Some insights from our meeting:

  • As corporate social responsibility (CSR) has been manipulated lately, it is better to talk about maturity, because only a mature business understands that it improves its own prospects by improving the environment.
  •  Today public reaction to business actions is very important for business. The reaction of society to the unethical actions of companies is more painful than fines or other legal sanctions.
  •  Corporate social responsibility is not only a long-term prospect. Business receives specific benefits almost immediately. For example, there is sufficient evidence that companies with high ethical culture have more loyal workers and they can easier endure force majeure or reputational risks.

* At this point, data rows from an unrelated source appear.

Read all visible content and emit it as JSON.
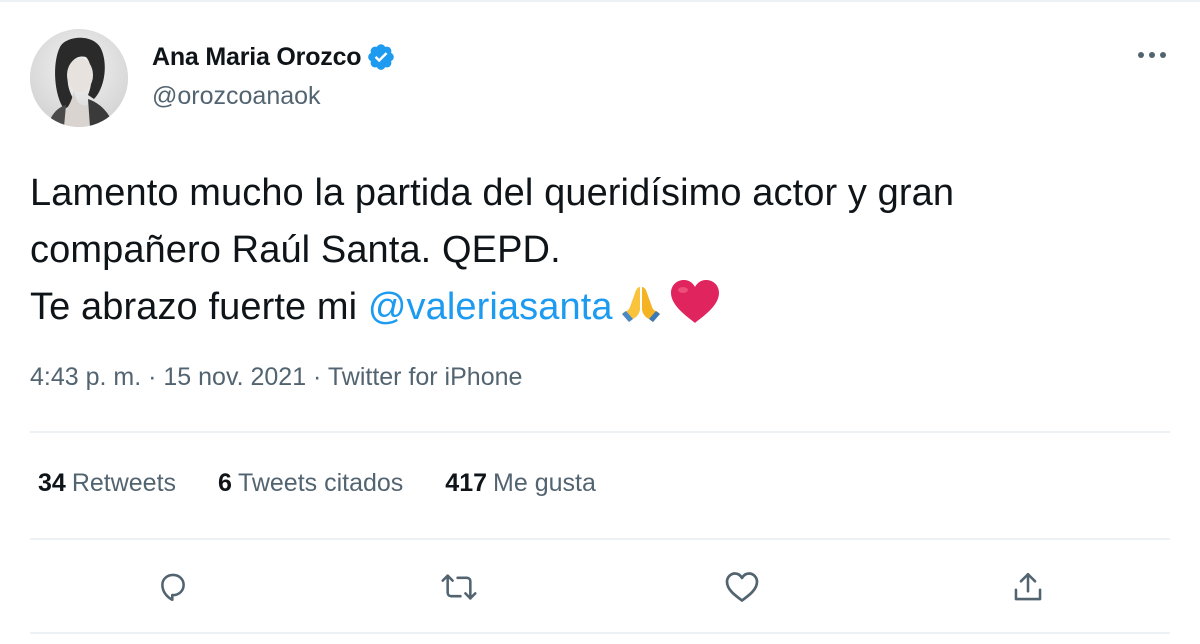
{
  "author": {
    "display_name": "Ana Maria Orozco",
    "handle": "@orozcoanaok",
    "verified": true
  },
  "tweet": {
    "line1": "Lamento mucho la partida del queridísimo actor y gran",
    "line2": "compañero Raúl Santa. QEPD.",
    "line3_prefix": "Te abrazo fuerte mi ",
    "mention": "@valeriasanta",
    "emojis": [
      "folded-hands",
      "red-heart"
    ]
  },
  "meta": {
    "time": "4:43 p. m.",
    "separator": " · ",
    "date": "15 nov. 2021",
    "source": "Twitter for iPhone"
  },
  "stats": {
    "retweets_count": "34",
    "retweets_label": "Retweets",
    "quotes_count": "6",
    "quotes_label": "Tweets citados",
    "likes_count": "417",
    "likes_label": "Me gusta"
  },
  "colors": {
    "accent": "#1d9bf0",
    "secondary_text": "#536471",
    "primary_text": "#0f1419",
    "heart": "#e0245e"
  },
  "icons": [
    "more-icon",
    "verified-badge-icon",
    "reply-icon",
    "retweet-icon",
    "like-icon",
    "share-icon"
  ]
}
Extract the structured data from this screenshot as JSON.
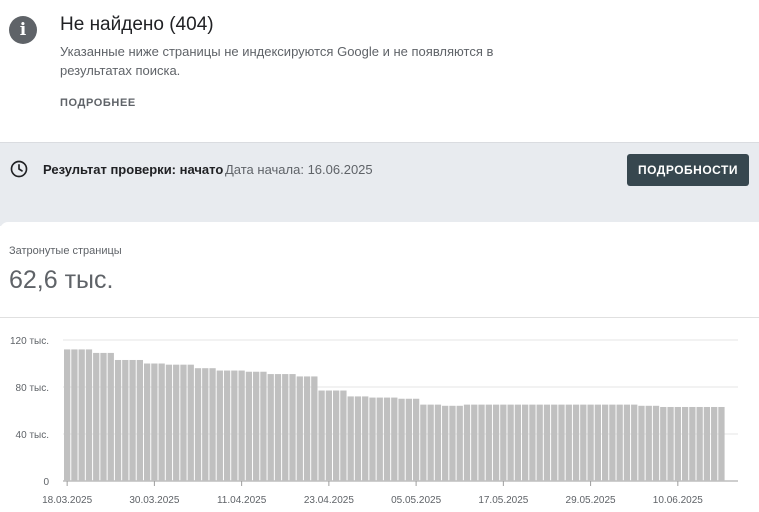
{
  "header": {
    "title": "Не найдено (404)",
    "description": "Указанные ниже страницы не индексируются Google и не появляются в результатах поиска.",
    "more_link": "ПОДРОБНЕЕ",
    "icon": "info-icon"
  },
  "status": {
    "label": "Результат проверки: начато",
    "date": "Дата начала: 16.06.2025",
    "button": "ПОДРОБНОСТИ",
    "icon": "clock-icon"
  },
  "metric": {
    "label": "Затронутые страницы",
    "value": "62,6 тыс."
  },
  "colors": {
    "bar": "#c0c0c0",
    "button_bg": "#37474f",
    "status_bg": "#e8ebef",
    "grid": "#e6e6e6"
  },
  "chart_data": {
    "type": "bar",
    "y_ticks": [
      {
        "value": 0,
        "label": "0"
      },
      {
        "value": 40,
        "label": "40 тыс."
      },
      {
        "value": 80,
        "label": "80 тыс."
      },
      {
        "value": 120,
        "label": "120 тыс."
      }
    ],
    "x_tick_labels": [
      {
        "index": 0,
        "label": "18.03.2025"
      },
      {
        "index": 12,
        "label": "30.03.2025"
      },
      {
        "index": 24,
        "label": "11.04.2025"
      },
      {
        "index": 36,
        "label": "23.04.2025"
      },
      {
        "index": 48,
        "label": "05.05.2025"
      },
      {
        "index": 60,
        "label": "17.05.2025"
      },
      {
        "index": 72,
        "label": "29.05.2025"
      },
      {
        "index": 84,
        "label": "10.06.2025"
      }
    ],
    "ylim": [
      0,
      120
    ],
    "grid": true,
    "values": [
      112,
      112,
      112,
      112,
      109,
      109,
      109,
      103,
      103,
      103,
      103,
      100,
      100,
      100,
      99,
      99,
      99,
      99,
      96,
      96,
      96,
      94,
      94,
      94,
      94,
      93,
      93,
      93,
      91,
      91,
      91,
      91,
      89,
      89,
      89,
      77,
      77,
      77,
      77,
      72,
      72,
      72,
      71,
      71,
      71,
      71,
      70,
      70,
      70,
      65,
      65,
      65,
      64,
      64,
      64,
      65,
      65,
      65,
      65,
      65,
      65,
      65,
      65,
      65,
      65,
      65,
      65,
      65,
      65,
      65,
      65,
      65,
      65,
      65,
      65,
      65,
      65,
      65,
      65,
      64,
      64,
      64,
      63,
      63,
      63,
      63,
      63,
      63,
      63,
      63,
      63
    ]
  }
}
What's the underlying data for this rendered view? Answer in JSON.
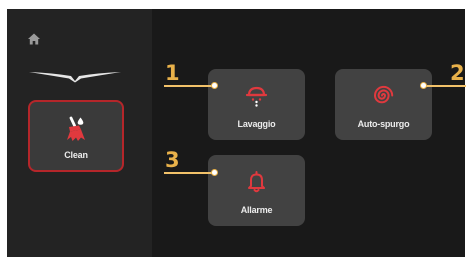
{
  "sidebar": {
    "home_icon": "home-icon",
    "logo_icon": "bird-logo-icon",
    "clean": {
      "label": "Clean",
      "icon": "cleaning-brush-icon",
      "selected": true
    }
  },
  "tiles": [
    {
      "label": "Lavaggio",
      "icon": "washing-shower-icon"
    },
    {
      "label": "Auto-spurgo",
      "icon": "spiral-purge-icon"
    },
    {
      "label": "Allarme",
      "icon": "bell-icon"
    }
  ],
  "callouts": [
    "1",
    "2",
    "3"
  ],
  "colors": {
    "accent": "#b5262a",
    "icon_red": "#e0393e",
    "callout": "#e8b14a",
    "screen_bg": "#191919",
    "sidebar_bg": "#232323",
    "tile_bg": "#424242"
  }
}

  •  Business that thinks strategically has already moved away from the traditional model of success which was based only on financial dimension. Impact on the environment, reputation, participation in solving social problems are equally important indicators of company success.

Philip M. Nichols is the Joseph S. Kolodny Professor of Social Responsibility in Business and Professor of Legal Studies and Business Ethics at the Wharton School of the University of Pennsylvania. Professor Nichols received his AB from Harvard University and his JD and LLM (international law) from Duke University. Prior to joining the faculty at Wharton, Professor Nichols practiced international law with law firms in Boston and Washington. Professor Nichols conducts research on corruption, emerging economies, and the institutions of international trade. He has conducted fieldwork in or has worked with organizations in more than thirty countries on issues of corruption control or business development, has served as the Co-Chair of UN/CEFACT LG (the United Nations’ expert committee on trade facilitation), and as Co-Chair of the American Society of International Law’s interest group on Economic Law. He currently serves as Co-Chair of the interest group on Corruption. Professor Nichols has been given seventeen teaching awards while at the University of Pennsylvania including the Hauck Award, the Wharton School’s highest teaching award, and the Lindback Award, the University’s highest teaching award. Professor Nichols was also awarded the Class of 1940 Bicentennial Reunion Term Chair, given on the basis of extraordinary service to the University.